I edited this novella, and it was both a joy and a learning experience. This is one of those books that is deep. There are a lot of things happening beneath the surface, and keeping track of where all these threads were leading and where they came from worked out my cognitive space. That’s also what I loved about it. I love books that make me work for it. I enjoy the ones that that take me on a journey, where I feel like I’m a seeker. I like the books that are all about the journey.
Friends, In Search of Leo is exactly that.
Heidi, our intrepid protagonist, thinks her beloved dog Leo got lost in the woods, so she goes after him. Her journey into the woods sort of spirals into this journey that is as dreamy, ethereal, and imaginative as Alice in Wonderland. Not only is this a journey to find her lost god, but you quickly discover that this is a journey for Heidi to come to terms with her own emotions, and things that have powerfully shaped her life. This is a book all about love and loyalty, and personal development and exploration set in this incredibly imaginative dreamscape that had me frequently emailing Anitha with things like, “this is INCREDIBLE.”
It’s unlike anything I’ve ever read before. I love novellas. When they are done right, they are small, easy to digest in a sitting or two, and they can pack a powerful punch, and In Search of Leo does all that.
As a reviewer, I’ve read a metric ton of books in the genre. I think this is my eighth year running this website, and while I’ve had my ups and downs like anyone else, I think I’ve become pretty good at spotting a person who was born to write. It’s a treat when I read a book and sit back and think, “This world is a better place because this author is writing books and sharing them with us.”
I tend to do the editing process different from others (if authors want me to, and most of them do). I usually break down the manuscripts chapter by chapter, and I email each edited chapter to the author in its own file as I go. Usually, they get a daily/a few times a week dump of a few chapters at a time. This way they can edit their book as I do, and both of us are in roughly the same spot. This can lead to some interesting back-and-forth discussions between the author and myself, and I’ve learned that the authors get kind of jazzed when I’m coming on a plot twist, and they are right there ready to edit that plot twist right along with me, and enjoy my HOLY CRAP WTFBBQ feeling in real time. It’s sort of an interactive way to edit, and while some of my clients don’t like doing it that way, the ones that do seem to really enjoy it.
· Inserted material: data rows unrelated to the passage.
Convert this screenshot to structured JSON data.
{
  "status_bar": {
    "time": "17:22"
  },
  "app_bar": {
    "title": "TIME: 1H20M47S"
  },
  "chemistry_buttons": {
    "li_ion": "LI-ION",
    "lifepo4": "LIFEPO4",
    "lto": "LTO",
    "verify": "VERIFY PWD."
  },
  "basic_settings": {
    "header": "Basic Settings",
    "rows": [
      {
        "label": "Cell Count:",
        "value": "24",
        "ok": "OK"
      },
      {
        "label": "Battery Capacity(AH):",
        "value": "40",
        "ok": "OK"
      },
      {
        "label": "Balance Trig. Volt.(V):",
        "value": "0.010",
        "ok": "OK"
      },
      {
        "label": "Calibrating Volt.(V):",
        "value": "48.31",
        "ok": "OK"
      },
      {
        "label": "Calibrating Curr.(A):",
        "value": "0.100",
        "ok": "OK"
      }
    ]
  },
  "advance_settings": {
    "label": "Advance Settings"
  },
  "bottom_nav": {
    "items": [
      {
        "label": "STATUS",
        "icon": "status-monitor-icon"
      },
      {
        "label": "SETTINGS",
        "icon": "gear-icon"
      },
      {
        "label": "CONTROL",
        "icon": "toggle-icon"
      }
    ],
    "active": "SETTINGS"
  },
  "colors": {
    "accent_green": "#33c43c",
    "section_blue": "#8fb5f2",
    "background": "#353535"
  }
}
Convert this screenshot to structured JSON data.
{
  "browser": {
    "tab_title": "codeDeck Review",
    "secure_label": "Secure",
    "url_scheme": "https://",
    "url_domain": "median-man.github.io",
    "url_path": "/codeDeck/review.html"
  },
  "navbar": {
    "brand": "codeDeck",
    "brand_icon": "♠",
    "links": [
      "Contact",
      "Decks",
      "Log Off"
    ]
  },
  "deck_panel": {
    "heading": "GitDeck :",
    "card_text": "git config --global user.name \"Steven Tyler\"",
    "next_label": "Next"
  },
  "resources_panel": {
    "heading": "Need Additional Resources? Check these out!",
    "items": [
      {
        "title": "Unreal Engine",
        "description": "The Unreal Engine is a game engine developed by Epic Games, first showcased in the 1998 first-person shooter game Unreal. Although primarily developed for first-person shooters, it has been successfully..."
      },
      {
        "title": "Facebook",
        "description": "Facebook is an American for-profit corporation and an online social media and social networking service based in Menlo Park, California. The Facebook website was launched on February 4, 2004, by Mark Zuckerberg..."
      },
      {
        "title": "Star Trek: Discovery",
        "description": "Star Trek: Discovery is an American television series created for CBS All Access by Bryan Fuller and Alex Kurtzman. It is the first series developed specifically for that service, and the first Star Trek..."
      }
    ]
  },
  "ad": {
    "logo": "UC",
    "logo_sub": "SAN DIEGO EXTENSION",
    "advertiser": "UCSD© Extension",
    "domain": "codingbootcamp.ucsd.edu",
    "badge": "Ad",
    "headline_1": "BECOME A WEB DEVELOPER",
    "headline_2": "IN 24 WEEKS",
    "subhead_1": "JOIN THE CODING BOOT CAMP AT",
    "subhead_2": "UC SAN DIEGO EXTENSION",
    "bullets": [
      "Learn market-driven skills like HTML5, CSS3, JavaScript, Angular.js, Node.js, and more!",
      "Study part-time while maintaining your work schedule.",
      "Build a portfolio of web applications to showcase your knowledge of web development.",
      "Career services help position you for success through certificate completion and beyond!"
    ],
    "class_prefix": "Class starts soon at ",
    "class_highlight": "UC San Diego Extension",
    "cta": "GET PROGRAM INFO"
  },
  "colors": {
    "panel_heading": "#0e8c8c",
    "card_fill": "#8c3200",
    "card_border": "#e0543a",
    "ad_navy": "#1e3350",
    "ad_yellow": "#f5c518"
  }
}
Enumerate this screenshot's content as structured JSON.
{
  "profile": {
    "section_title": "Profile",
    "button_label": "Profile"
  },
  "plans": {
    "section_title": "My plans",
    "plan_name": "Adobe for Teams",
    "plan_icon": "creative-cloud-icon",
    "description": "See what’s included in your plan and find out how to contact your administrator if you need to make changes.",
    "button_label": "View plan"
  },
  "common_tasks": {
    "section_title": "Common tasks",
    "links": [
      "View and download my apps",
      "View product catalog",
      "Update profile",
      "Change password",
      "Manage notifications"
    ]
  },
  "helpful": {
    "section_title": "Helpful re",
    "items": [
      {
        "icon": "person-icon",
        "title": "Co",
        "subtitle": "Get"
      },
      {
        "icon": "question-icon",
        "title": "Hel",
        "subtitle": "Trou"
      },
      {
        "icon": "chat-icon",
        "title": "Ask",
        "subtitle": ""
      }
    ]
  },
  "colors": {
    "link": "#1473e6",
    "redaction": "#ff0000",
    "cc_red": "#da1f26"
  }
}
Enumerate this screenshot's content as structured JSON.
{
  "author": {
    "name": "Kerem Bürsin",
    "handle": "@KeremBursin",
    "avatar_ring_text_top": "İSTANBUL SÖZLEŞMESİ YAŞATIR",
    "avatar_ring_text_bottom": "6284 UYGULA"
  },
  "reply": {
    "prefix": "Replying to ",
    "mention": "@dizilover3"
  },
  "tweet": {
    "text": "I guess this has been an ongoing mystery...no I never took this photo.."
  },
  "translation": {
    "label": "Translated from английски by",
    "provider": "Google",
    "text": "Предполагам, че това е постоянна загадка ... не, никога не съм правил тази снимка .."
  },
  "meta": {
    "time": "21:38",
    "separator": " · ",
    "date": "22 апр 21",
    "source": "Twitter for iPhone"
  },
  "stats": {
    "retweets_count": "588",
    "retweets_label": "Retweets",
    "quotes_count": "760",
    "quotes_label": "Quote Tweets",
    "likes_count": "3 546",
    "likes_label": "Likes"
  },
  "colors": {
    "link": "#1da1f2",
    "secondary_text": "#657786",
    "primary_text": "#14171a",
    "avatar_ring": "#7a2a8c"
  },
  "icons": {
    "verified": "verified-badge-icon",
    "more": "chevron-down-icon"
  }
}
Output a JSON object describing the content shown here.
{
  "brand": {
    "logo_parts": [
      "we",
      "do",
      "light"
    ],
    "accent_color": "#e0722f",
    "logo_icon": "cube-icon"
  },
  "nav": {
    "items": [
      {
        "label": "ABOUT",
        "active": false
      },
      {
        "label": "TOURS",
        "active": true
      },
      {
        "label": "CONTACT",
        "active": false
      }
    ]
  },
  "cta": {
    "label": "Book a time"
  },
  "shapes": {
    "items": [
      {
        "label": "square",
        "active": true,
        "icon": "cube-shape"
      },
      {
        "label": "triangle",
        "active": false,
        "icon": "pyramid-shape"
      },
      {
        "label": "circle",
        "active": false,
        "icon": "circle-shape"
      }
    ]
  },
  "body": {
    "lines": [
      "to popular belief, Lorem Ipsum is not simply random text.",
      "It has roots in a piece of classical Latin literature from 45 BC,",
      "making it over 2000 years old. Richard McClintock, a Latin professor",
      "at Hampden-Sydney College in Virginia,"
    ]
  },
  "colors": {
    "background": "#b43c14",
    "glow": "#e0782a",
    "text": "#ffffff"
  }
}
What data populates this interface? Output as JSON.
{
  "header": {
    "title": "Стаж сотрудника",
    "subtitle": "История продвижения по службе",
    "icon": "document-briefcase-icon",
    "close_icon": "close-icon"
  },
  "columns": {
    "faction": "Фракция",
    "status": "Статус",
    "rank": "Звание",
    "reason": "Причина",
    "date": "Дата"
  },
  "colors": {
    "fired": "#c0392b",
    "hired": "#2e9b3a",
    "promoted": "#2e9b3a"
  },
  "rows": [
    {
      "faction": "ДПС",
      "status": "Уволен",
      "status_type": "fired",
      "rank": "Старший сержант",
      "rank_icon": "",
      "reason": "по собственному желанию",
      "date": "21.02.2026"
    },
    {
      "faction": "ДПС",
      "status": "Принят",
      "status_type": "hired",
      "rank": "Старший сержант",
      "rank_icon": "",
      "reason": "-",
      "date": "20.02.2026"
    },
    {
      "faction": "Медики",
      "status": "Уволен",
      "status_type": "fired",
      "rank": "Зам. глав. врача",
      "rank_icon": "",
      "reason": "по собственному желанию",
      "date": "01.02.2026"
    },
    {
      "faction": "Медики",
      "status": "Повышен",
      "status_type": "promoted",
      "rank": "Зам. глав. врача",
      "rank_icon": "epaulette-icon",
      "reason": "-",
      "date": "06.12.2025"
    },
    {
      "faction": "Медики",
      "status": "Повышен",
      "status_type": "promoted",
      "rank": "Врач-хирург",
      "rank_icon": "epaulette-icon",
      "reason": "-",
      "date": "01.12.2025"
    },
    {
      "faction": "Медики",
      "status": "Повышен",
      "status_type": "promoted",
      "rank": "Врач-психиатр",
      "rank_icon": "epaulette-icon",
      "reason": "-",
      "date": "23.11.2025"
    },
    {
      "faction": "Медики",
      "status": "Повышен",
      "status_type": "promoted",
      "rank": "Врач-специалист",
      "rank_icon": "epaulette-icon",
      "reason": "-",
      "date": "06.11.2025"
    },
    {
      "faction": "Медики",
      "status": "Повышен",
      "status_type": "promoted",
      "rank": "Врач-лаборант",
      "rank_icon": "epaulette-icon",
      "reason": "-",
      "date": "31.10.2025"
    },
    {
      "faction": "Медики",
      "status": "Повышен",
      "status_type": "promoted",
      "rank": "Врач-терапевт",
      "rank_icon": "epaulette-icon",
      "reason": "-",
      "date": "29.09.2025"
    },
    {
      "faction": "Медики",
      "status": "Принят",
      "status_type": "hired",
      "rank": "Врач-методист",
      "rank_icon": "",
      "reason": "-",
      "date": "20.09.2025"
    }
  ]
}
Anyway, I was emailing Anitha a chunk of chapters at one point, and I said in my letter to her, “You’d be doing a disservice to the world if you didn’t share this book with it.” I firmly believe that. It was a labor of love for her to write, I could feel it in every page, and it was an absolute joy and delightful challenge to edit. When she decided to self-publish this thing, I told her to hit up Pen Astrige for cover art, which is how she landed this absolutely stunning cover. Seeing this whole thing come together like this has made me unbelievably proud of Anitha, and I’m so excited for this book to enter the marketplace on January 18.
Guys, buy this book and read it. It’s incredible and Anitha is a formidable talent to keep your eyes on. She’s an author that is going places.
Congratulations, Anitha. I’m so very glad you let me be part of this process.